Kühe aus Anbindehaltung gerettet
Von Gabi Hermann-Kollig
Birgit Kruszek konnte nicht mehr zusehen, wie sechs Kühe und ein kleiner Ochse angebunden in einem Stall bei Traitsching im Landkreis Cham (Bayern) standen: Eisenketten, die an Decke und Boden befestigt waren, fixierten die Kühe am Hals, sodass kaum ein Schritt vor oder zurück möglich war. Ausgestrecktes Niederlegen verhinderte die Kette ebenfalls. Ein würdeloses und erbärmliches Dasein. Birgit Kruszek hat auf diesem Hof ihre 34 Schafe eingestellt und dafür einen Teil des Stalles gepachtet, so dass sie immer wieder Zeugin dieses Tierleids wurde. Als nun die Kühe nach mehr als acht Jahren Anbindehaltung keine Leistung mehr erbrachten, sollten sie von einem Schlachter abgeholt werden. Der Landwirt wollte den Hofbetrieb aus Altersgründen einstellen.

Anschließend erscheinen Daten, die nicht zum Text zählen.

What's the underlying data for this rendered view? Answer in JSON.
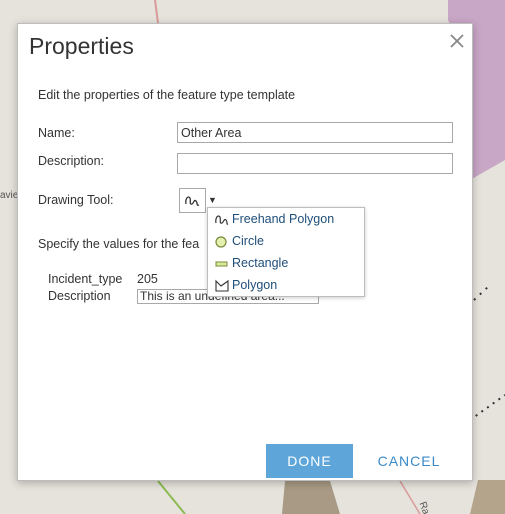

Den Tieren die Freiheit schenken
Den Tieren die Freiheit schenken, ein Leben auf einer Weide mit Artgenossen ermöglichen, das wünschte sich Birgit für die Kuhmädels und den kleinen Ochsen. Sie sollten Sonne spüren, frisches Weidegras schmecken und keine Leistung mehr erbringen müssen. In einem langen Gespräch konnte Birgit den Bauern überzeugen, die Tiere leben zu lassen. Sie fand weitere Tierschützerinnen - und das »Abenteuer Kuhrettung« begann.
Die Kuh-Patinnen Petra Pöschl, Daniela Thebuss und Gabi Hermann-Kollig leben vegan und fühlen sich dem Tierschutzgedanken verpflichtet. Begeistert, das Leben der Tiere zu retten, packten alle tatkräftig an. Erste Maßnahme im Plan: den Schlachter abbestellen.
Die monatlichen Unterbringungs- und Futterkosten betragen 100 Euro pro Tier. Die zweite Maßnahme war daher, weitere Kuh-Paten zu suchen und von dem Vorhaben zu überzeugen. Mit Erfolg: 63 Menschen konnten sich für dieses Herzensprojekt begeistern und erklärten sich bereit, gemeinsam die monatliche Unterbringung sowie die Futterkosten zu finanzieren! Aufgrund der Coronakrise verzögerten sich die Umbaumaßnahmen im Außenbereich, der ausbruchsicher gestaltet werden musste.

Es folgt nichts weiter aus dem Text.